Burke: Christmas music's on the radio — too soon? Too old?

Burke: Christmas music's on the radio — too soon? Too old?

Our recently retired executive editor forbade us from using the phrase "'Tis the season" in any kind of stories or headlines regarding the winter holidays.

If I was so tempted to use the hackneyed phrase yet again for the headline of this column, it might be followed by six or seven question marks.

As of Wednesday, Christmas music is upon us again on the radio, thanks to "Mix 96" (KMXG-FM 96.1). It was introduced at the earliest point yet, Nov. 4. Last year, billed as relief from the election season that ended the night before, it started on Nov. 8.

Judging from my friends on social media, it's nearly a 50-50 split whether it's too early or just the right time to bring Christmas music to the local radio airwaves. (Warmer-than-usual temperatures during the past week may have something to do with the disbelief.)

Mix 96, and before that, sister station KUUL-FM 101.3 (then playing oldies), have been airing all-Christmas music annually since 2002, during which time the stations' owners were known as the Quad-City Radio Group, Clear Channel Communications and now, iHeart Media.

In those early days, however, the 24/7 holiday format began on Black Friday weekend. Then to coincide with the Quad-City Arts Festival of Trees parade. And, as of last year, the first few days of November.

But the ratings seem to bear it out. Last year, the listener share for Mix 96, among listeners 12 years and older, jumped more than 40 percent from the spring ratings book to the fall book, which included November.

I don't mind the fact that a local radio station is starting holiday music this early in the year. I have a working index finger, and can use it to choose what station to listen. (I am bummed that I'm missing out on two months' worth of "American Top 40" reruns on Mix, but the iHeart Media app has a 24/7 Casey Kasem countdown channel, so there's solace there.)

What gets me about the Christmas format is that we're served the same songs by the same performers year after year after year.

In 2002, then-KUUL program director Bo J. Spates said there were 380 Christmas songs programmed into the station's music hard drive.

Listening these days — and not just on Mix 96, which likely has little control over its playlists, but Christmas-format stations nationwide — it sure doesn't seem like that many.

All of the usual suspects are there: Bing Crosby's "White Christmas," Andy Williams' "Most Wonderful Time of the Year" and Nat King Cole's "The Christmas Song."

So are the "newer" tunes: Paul McCartney's "Wonderful Christmastime," John Lennon's "Happy Xmas (War is Over)" and The Eagles' "Please Come Home for Christmas." Released in, respectively, 1979, 1971 and 1978.

There's a whole lot of newer Christmas songs that radio listeners are missing out on.

A capella group Pentatonix made a splash last year with the album "That's Christmas to Me." Michael Buble has released several Christmas albums over the past few years.

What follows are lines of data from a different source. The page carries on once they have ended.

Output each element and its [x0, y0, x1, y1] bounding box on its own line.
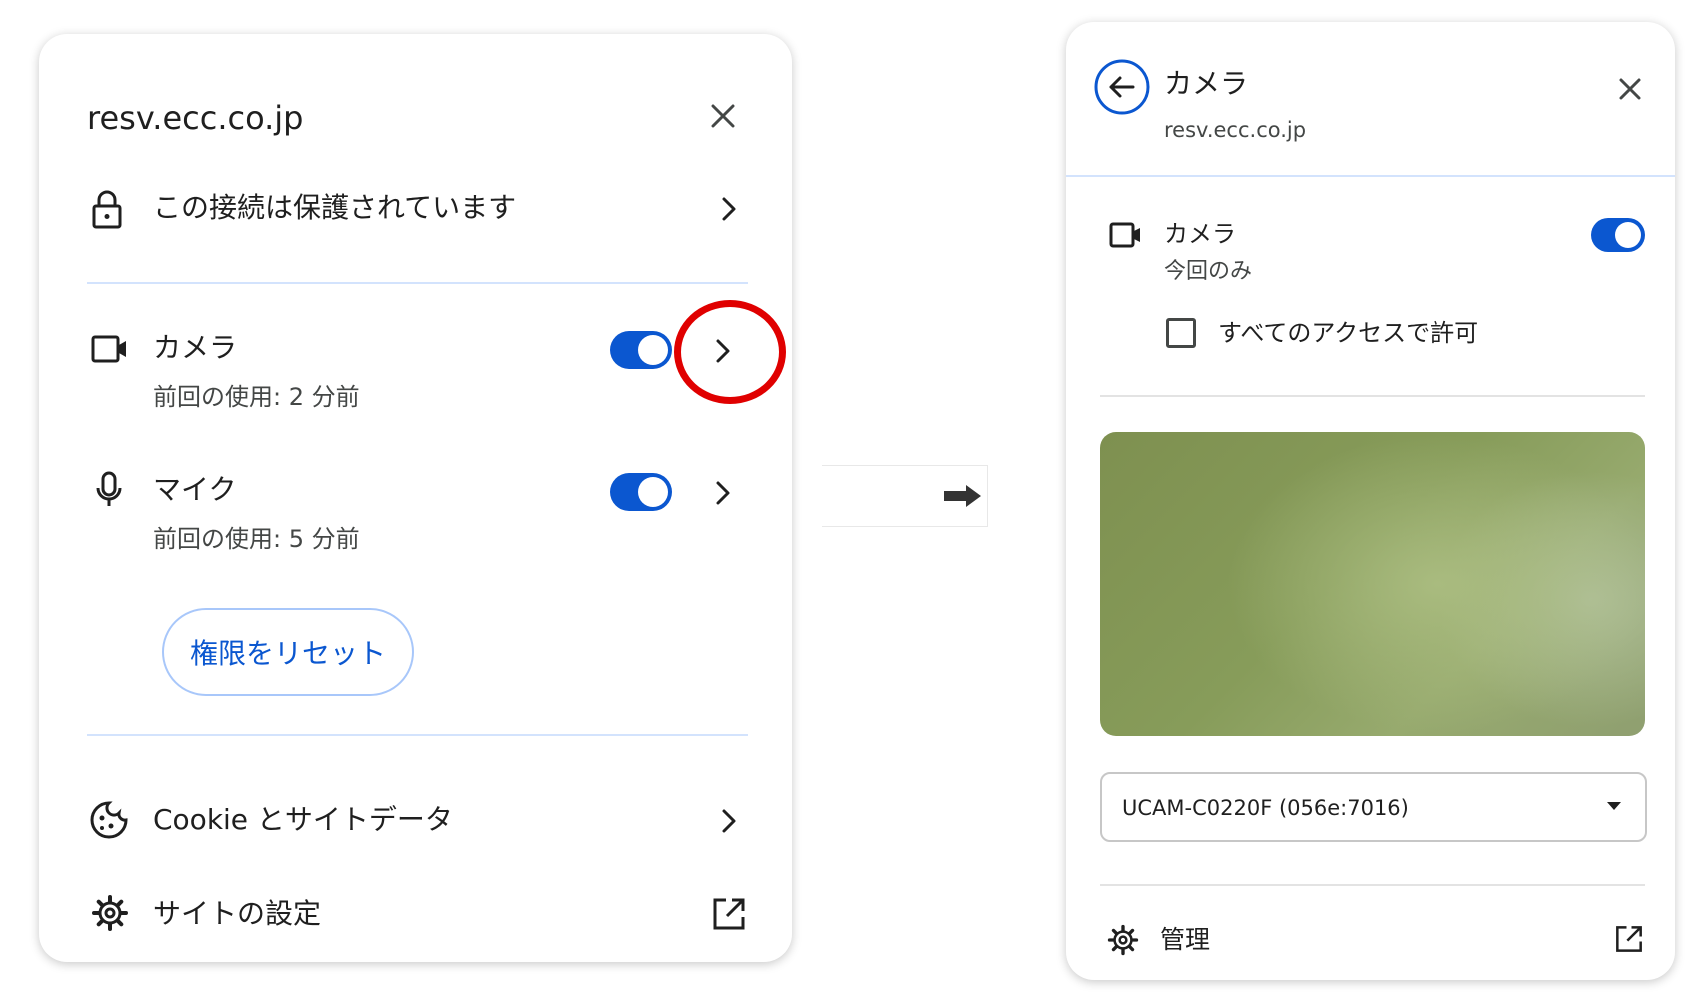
mic-icon [94, 470, 124, 510]
cookie-icon [89, 800, 129, 840]
reset-permissions-button[interactable]: 権限をリセット [162, 608, 414, 696]
manage-row[interactable]: 管理 [1066, 912, 1675, 972]
manage-label: 管理 [1160, 925, 1211, 954]
videocam-icon [91, 334, 129, 364]
camera-status: 今回のみ [1164, 259, 1253, 284]
device-name: UCAM-C0220F (056e:7016) [1122, 796, 1409, 820]
lock-icon [91, 190, 123, 230]
close-icon[interactable] [1618, 77, 1642, 101]
chevron-right-icon [719, 194, 739, 224]
site-title: resv.ecc.co.jp [87, 99, 304, 137]
panel-site: resv.ecc.co.jp [1164, 118, 1307, 142]
connection-row[interactable]: この接続は保護されています [39, 182, 792, 262]
open-in-new-icon [711, 896, 747, 932]
camera-last-used: 前回の使用: 2 分前 [153, 383, 360, 411]
divider [87, 282, 748, 284]
back-arrow-icon[interactable] [1093, 58, 1151, 116]
allow-all-label: すべてのアクセスで許可 [1218, 319, 1479, 347]
mic-label: マイク [153, 473, 237, 506]
highlight-circle [674, 300, 786, 404]
transition-box [822, 465, 988, 527]
divider [87, 734, 748, 736]
dropdown-arrow-icon [1606, 801, 1622, 811]
videocam-icon [1109, 222, 1143, 248]
mic-last-used: 前回の使用: 5 分前 [153, 525, 360, 553]
cookies-label: Cookie とサイトデータ [153, 803, 453, 836]
mic-toggle[interactable] [610, 473, 672, 511]
camera-preview [1100, 432, 1645, 736]
site-info-panel: resv.ecc.co.jp この接続は保護されています カメラ 前回の使用: … [39, 34, 792, 962]
right-arrow-icon [944, 483, 982, 509]
camera-device-select[interactable]: UCAM-C0220F (056e:7016) [1100, 772, 1647, 842]
gear-icon [1107, 924, 1139, 956]
allow-all-checkbox[interactable] [1166, 318, 1196, 348]
camera-detail-panel: カメラ resv.ecc.co.jp カメラ 今回のみ すべてのアクセスで許可 … [1066, 22, 1675, 980]
close-icon[interactable] [709, 102, 737, 130]
camera-label: カメラ [1164, 220, 1236, 248]
chevron-right-icon[interactable] [713, 478, 733, 508]
chevron-right-icon [719, 806, 739, 836]
site-settings-label: サイトの設定 [153, 897, 322, 930]
divider [1066, 175, 1675, 177]
camera-toggle[interactable] [610, 331, 672, 369]
connection-label: この接続は保護されています [153, 191, 517, 224]
divider [1100, 884, 1645, 886]
open-in-new-icon [1614, 924, 1644, 954]
divider [1100, 395, 1645, 397]
panel-title: カメラ [1164, 67, 1249, 100]
camera-toggle[interactable] [1591, 218, 1645, 252]
site-settings-row[interactable]: サイトの設定 [39, 890, 792, 950]
camera-label: カメラ [153, 331, 238, 364]
cookies-row[interactable]: Cookie とサイトデータ [39, 796, 792, 866]
gear-icon [91, 894, 129, 932]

This year includes new releases by LeAnn Rimes, the Brian Setzer Orchestra, Seal, Arianna Grande, Kenny Rogers, Kylie Minogue and even K.C. and the Sunshine Band. All performers whose music is featured on Mix 96 in one way or another the other 10 months of the year.

Here's a deal, radio stations: If you're going to give us two months of holiday music a year, at least broaden your scope.

And don't look so smug, Hallmark Channel: The fact that you've already scheduled 20 hours of Christmas movies a day — cutting me out of the nightly reruns of "The Middle" and "Golden Girls" that I enjoy — makes me want to get out the coal lump catalog.

Stapleton reigns

When Little Big Town headlined a concert at the Adler Theatre in Davenport in March, I did my due diligence and tried to nab a phone interview with one of the foursome to promote the show.

They were busy, I was told, but I could get an interview with the opening act, a guy named Chris Stapleton. None of his songs were on the radio yet and his debut album was months away, but he had written hits for Kenny Chesney, Tim McGraw and Luke Bryan.

The interview went off well enough, and I was impressed by him avoiding becoming a cookie-cutter country artist.

"We're just making our own noise, and people can label it however they want," he said at the time of his mix of country, R&B and rock.

Fast forward about seven months, and Stapleton is center stage at Wednesday's Country Music Association Awards, picking up trophies for best new artist, best male artist and album of the year, for the aforementioned "Traveller."

It goes to show that awards shows aren't always predictable, and that Stapleton's colleagues give him thumbs-up for originality.

Read the interview with him, attached to this column at qctimes.com.

TV airings

"Escape From Firebase Kate," Davenport filmmaker Paul Kakert's documentary about Quad-City native Bill Albrecht and his Vietnam War experience leading troops as the youngest commanding officer in the country, is getting some TV airplay this weekend.

It will air at 9 p.m. today on Iowa Public Television, and at 8 p.m. Sunday on WQPT. PBS stations in Nebraska, Maryland and New Mexico have also scheduled airings, Kakert said.